Psalm 44

Nueva Versión Internacional (Castilian)

Oh Dios, nuestros oídos han oído y nuestros padres nos han contado las proezas que realizaste en sus días, en aquellos tiempos pasados: Con tu mano echaste fuera a las naciones y en su lugar estableciste a nuestros padres; aplastaste a aquellos pueblos, y a nuestros padres los hiciste prosperar.[1] Porque no fue su espada la que conquistó la tierra, ni fue su brazo el que les dio la victoria: fue tu brazo, tu mano derecha; fue la luz de tu rostro, porque tú los amabas.
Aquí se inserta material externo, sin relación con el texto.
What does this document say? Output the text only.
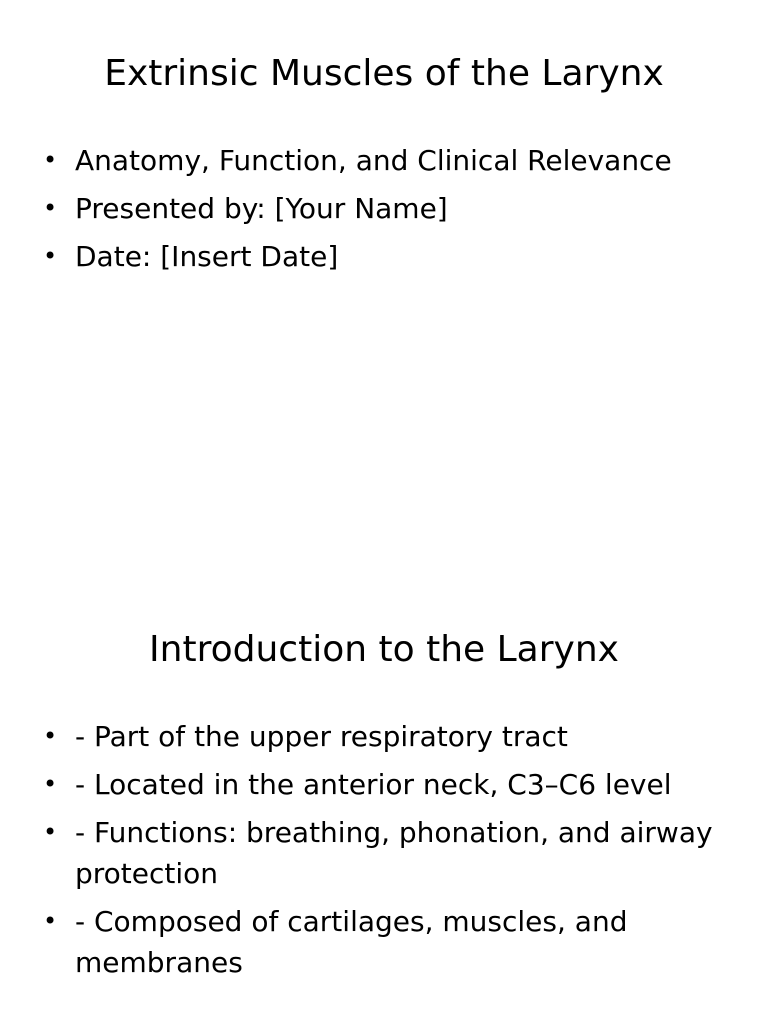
Extrinsic Muscles of the Larynx
• Anatomy, Function, and Clinical Relevance
• Presented by: [Your Name]
• Date: [Insert Date]
Introduction to the Larynx
• - Part of the upper respiratory tract
• - Located in the anterior neck, C3–C6 level
• - Functions: breathing, phonation, and airway protection
• - Composed of cartilages, muscles, and membranes
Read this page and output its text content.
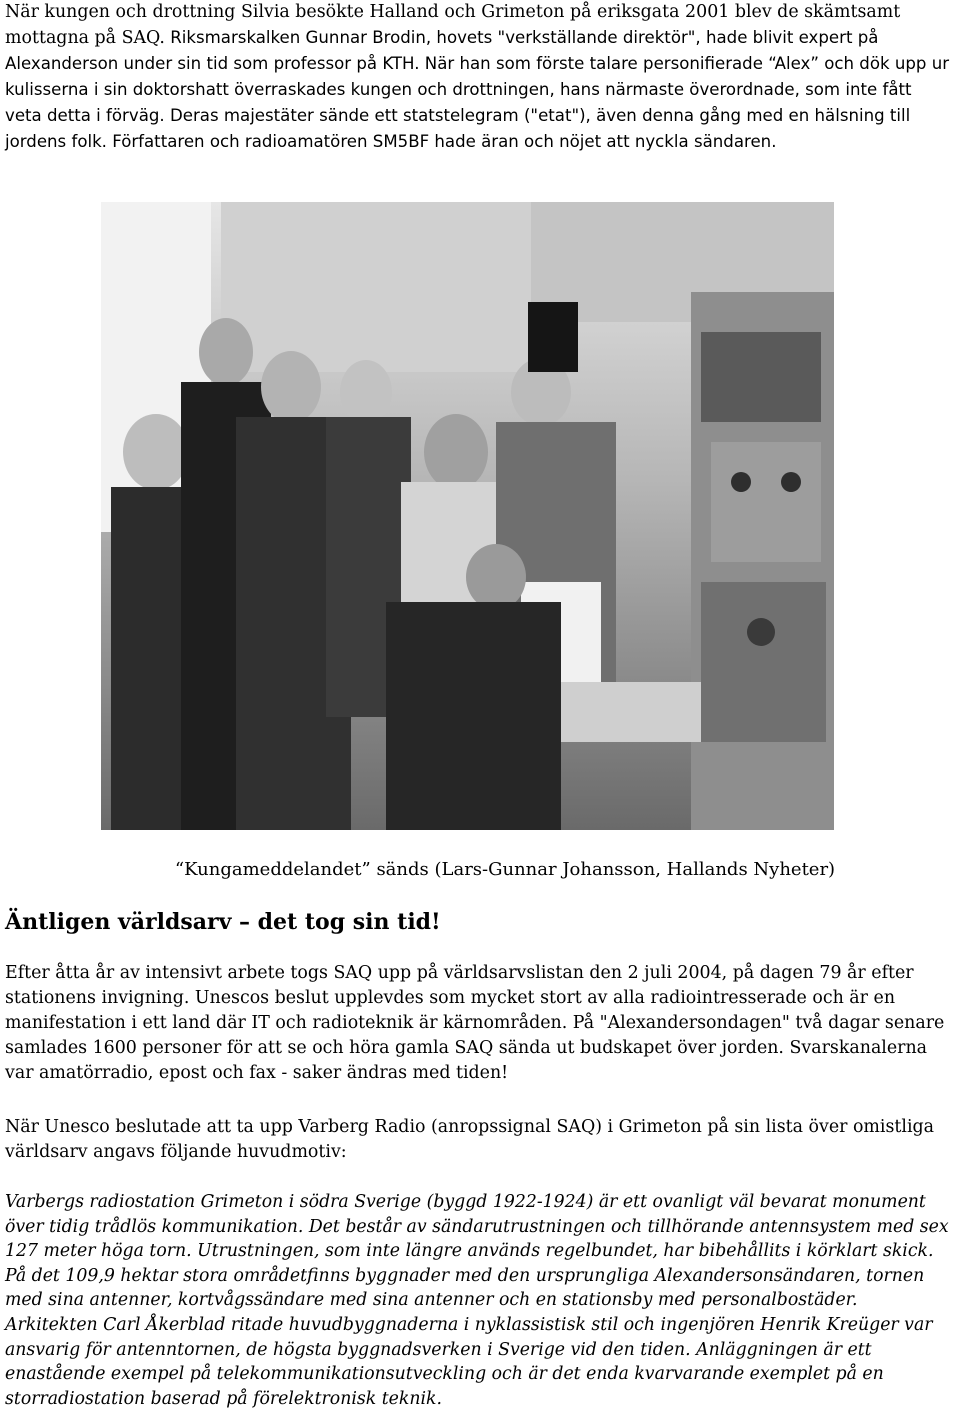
När kungen och drottning Silvia besökte Halland och Grimeton på eriksgata 2001 blev de skämtsamt mottagna på SAQ. Riksmarskalken Gunnar Brodin, hovets "verkställande direktör", hade blivit expert på Alexanderson under sin tid som professor på KTH. När han som förste talare personifierade “Alex” och dök upp ur kulisserna i sin doktorshatt överraskades kungen och drottningen, hans närmaste överordnade, som inte fått veta detta i förväg. Deras majestäter sände ett statstelegram ("etat"), även denna gång med en hälsning till jordens folk. Författaren och radioamatören SM5BF hade äran och nöjet att nyckla sändaren.

“Kungameddelandet” sänds (Lars-Gunnar Johansson, Hallands Nyheter)
Äntligen världsarv – det tog sin tid!

Efter åtta år av intensivt arbete togs SAQ upp på världsarvslistan den 2 juli 2004, på dagen 79 år efter stationens invigning. Unescos beslut upplevdes som mycket stort av alla radiointresserade och är en manifestation i ett land där IT och radioteknik är kärnområden. På "Alexandersondagen" två dagar senare samlades 1600 personer för att se och höra gamla SAQ sända ut budskapet över jorden. Svarskanalerna var amatörradio, epost och fax - saker ändras med tiden!

När Unesco beslutade att ta upp Varberg Radio (anropssignal SAQ) i Grimeton på sin lista över omistliga världsarv angavs följande huvudmotiv:

Varbergs radiostation Grimeton i södra Sverige (byggd 1922-1924) är ett ovanligt väl bevarat monument över tidig trådlös kommunikation. Det består av sändarutrustningen och tillhörande antennsystem med sex 127 meter höga torn. Utrustningen, som inte längre används regelbundet, har bibehållits i körklart skick. På det 109,9 hektar stora områdetfinns byggnader med den ursprungliga Alexandersonsändaren, tornen med sina antenner, kortvågssändare med sina antenner och en stationsby med personalbostäder. Arkitekten Carl Åkerblad ritade huvudbyggnaderna i nyklassistisk stil och ingenjören Henrik Kreüger var ansvarig för antenntornen, de högsta byggnadsverken i Sverige vid den tiden. Anläggningen är ett enastående exempel på telekommunikationsutveckling och är det enda kvarvarande exemplet på en storradiostation baserad på förelektronisk teknik.
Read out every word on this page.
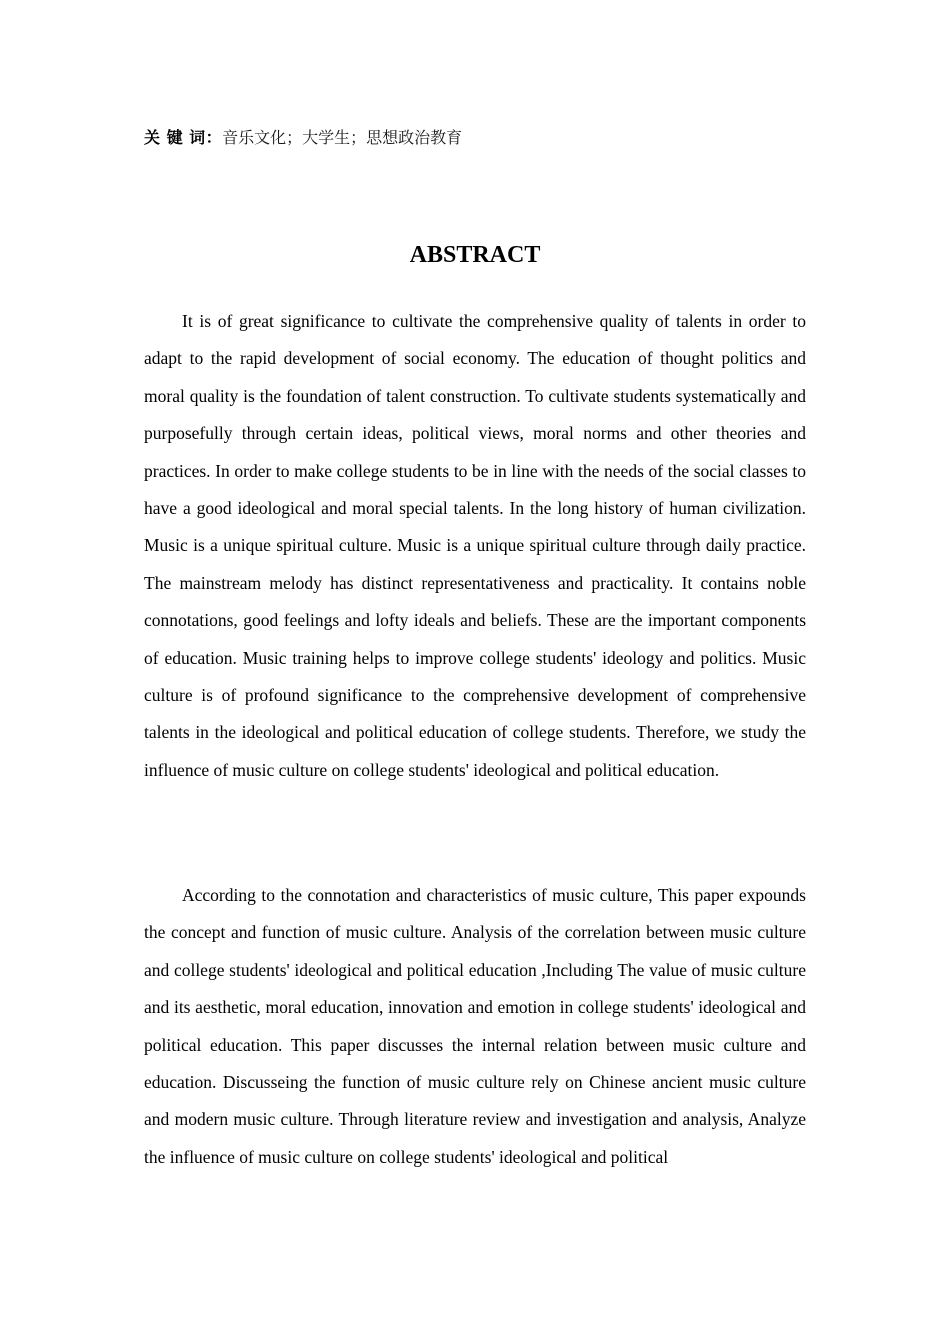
关 键 词：音乐文化；大学生；思想政治教育
ABSTRACT

It is of great significance to cultivate the comprehensive quality of talents in order to adapt to the rapid development of social economy. The education of thought politics and moral quality is the foundation of talent construction. To cultivate students systematically and purposefully through certain ideas, political views, moral norms and other theories and practices. In order to make college students to be in line with the needs of the social classes to have a good ideological and moral special talents. In the long history of human civilization. Music is a unique spiritual culture. Music is a unique spiritual culture through daily practice. The mainstream melody has distinct representativeness and practicality. It contains noble connotations, good feelings and lofty ideals and beliefs. These are the important components of education. Music training helps to improve college students' ideology and politics. Music culture is of profound significance to the comprehensive development of comprehensive talents in the ideological and political education of college students. Therefore, we study the influence of music culture on college students' ideological and political education.

According to the connotation and characteristics of music culture, This paper expounds the concept and function of music culture. Analysis of the correlation between music culture and college students' ideological and political education ,Including The value of music culture and its aesthetic, moral education, innovation and emotion in college students' ideological and political education. This paper discusses the internal relation between music culture and education. Discusseing the function of music culture rely on Chinese ancient music culture and modern music culture. Through literature review and investigation and analysis, Analyze the influence of music culture on college students' ideological and political
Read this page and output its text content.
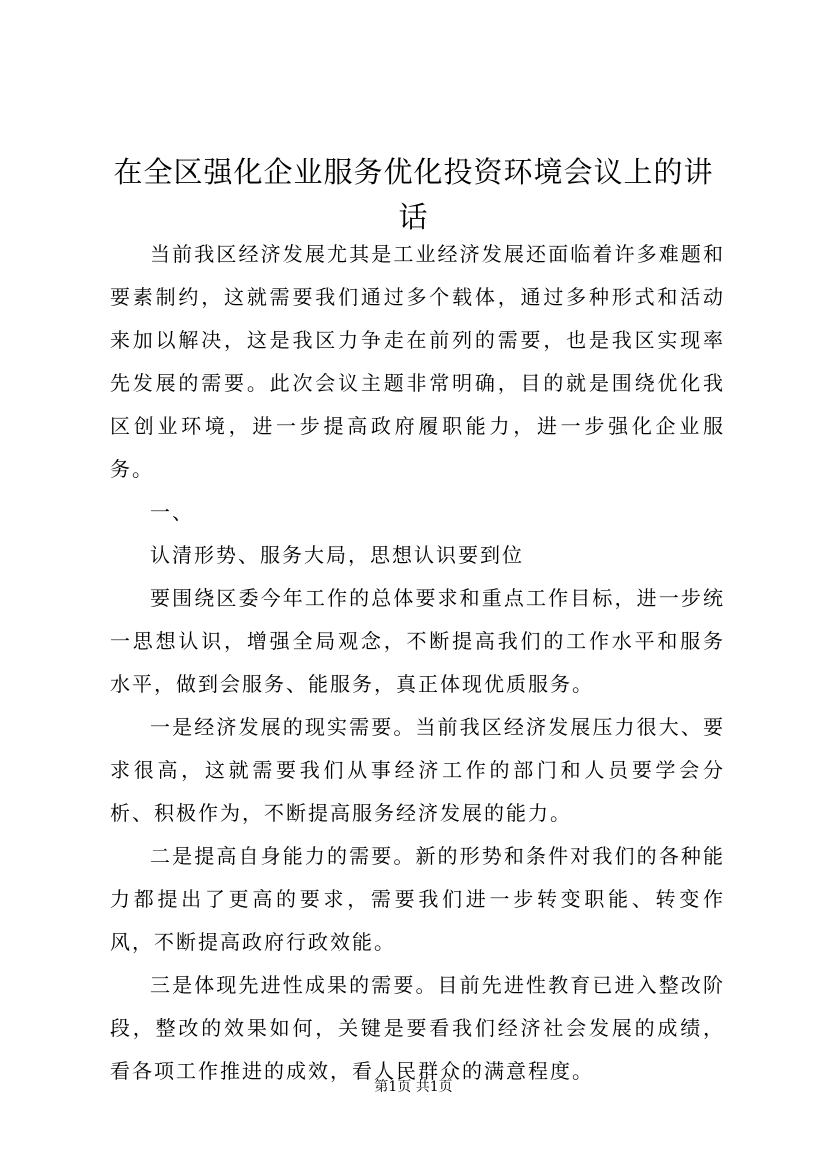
在全区强化企业服务优化投资环境会议上的讲话

当前我区经济发展尤其是工业经济发展还面临着许多难题和要素制约，这就需要我们通过多个载体，通过多种形式和活动来加以解决，这是我区力争走在前列的需要，也是我区实现率先发展的需要。此次会议主题非常明确，目的就是围绕优化我区创业环境，进一步提高政府履职能力，进一步强化企业服务。

一、

认清形势、服务大局，思想认识要到位

要围绕区委今年工作的总体要求和重点工作目标，进一步统一思想认识，增强全局观念，不断提高我们的工作水平和服务水平，做到会服务、能服务，真正体现优质服务。

一是经济发展的现实需要。当前我区经济发展压力很大、要求很高，这就需要我们从事经济工作的部门和人员要学会分析、积极作为，不断提高服务经济发展的能力。

二是提高自身能力的需要。新的形势和条件对我们的各种能力都提出了更高的要求，需要我们进一步转变职能、转变作风，不断提高政府行政效能。

三是体现先进性成果的需要。目前先进性教育已进入整改阶段，整改的效果如何，关键是要看我们经济社会发展的成绩，看各项工作推进的成效，看人民群众的满意程度。

第1页 共1页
Sólo tú eres mi rey y mi Dios. ¡Decreta las victorias de Jacob! Por ti derrotamos a nuestros enemigos; en tu nombre aplastamos a nuestros agresores. Yo no confío en mi arco, ni puede mi espada darme la victoria; tú nos das la victoria sobre nuestros enemigos, y dejas en vergüenza a nuestros adversarios. ¡Por siempre nos gloriaremos en Dios! ¡Por siempre alabaremos tu nombre! Selah Pero ahora nos has rechazado y humillado; ya no sales con nuestros ejércitos. 10 Nos hiciste retroceder ante el enemigo; nos han saqueado nuestros adversarios. 11 Cual si fuéramos ovejas nos has entregado para que nos devoren, nos has dispersado entre las naciones. 12 Has vendido a tu pueblo muy barato, y nada has ganado con su venta. 13 Nos has puesto en ridículo ante nuestros vecinos; somos la burla y el escarnio de los que nos rodean. 14 Has hecho que seamos el hazmerreír de las naciones; todos los pueblos se burlan de nosotros. 15 La ignominia no me deja un solo instante; se me cae la cara de vergüenza 16 por las burlas de los que me injurian y me ultrajan, por culpa del enemigo que está presto a la venganza. 17 Todo esto nos ha sucedido, a pesar de que nunca te olvidamos ni faltamos jamás a tu pacto. 18 No te hemos sido infieles, ni nos hemos apartado de tu senda. 19 Pero tú nos arrojaste a una cueva de chacales; ¡nos envolviste en la más densa oscuridad! 20 Si hubiéramos olvidado el nombre de nuestro Dios, o tendido nuestras manos a un dios extraño, 21 ¿acaso Dios no lo habría descubierto, ya que él conoce los más íntimos secretos? 22 Por tu causa, siempre nos llevan a la muerte; ¡nos tratan como a ovejas para el matadero! 23 ¡Despierta, Señor! ¿Por qué duermes? ¡Levántate! No nos rechaces para siempre. 24 ¿Por qué escondes tu rostro y te olvidas de nuestro sufrimiento y opresión? 25 Estamos abatidos hasta el polvo; nuestro cuerpo se arrastra por el suelo. 26 Levántate, ven a ayudarnos, y por tu gran amor, ¡rescátanos!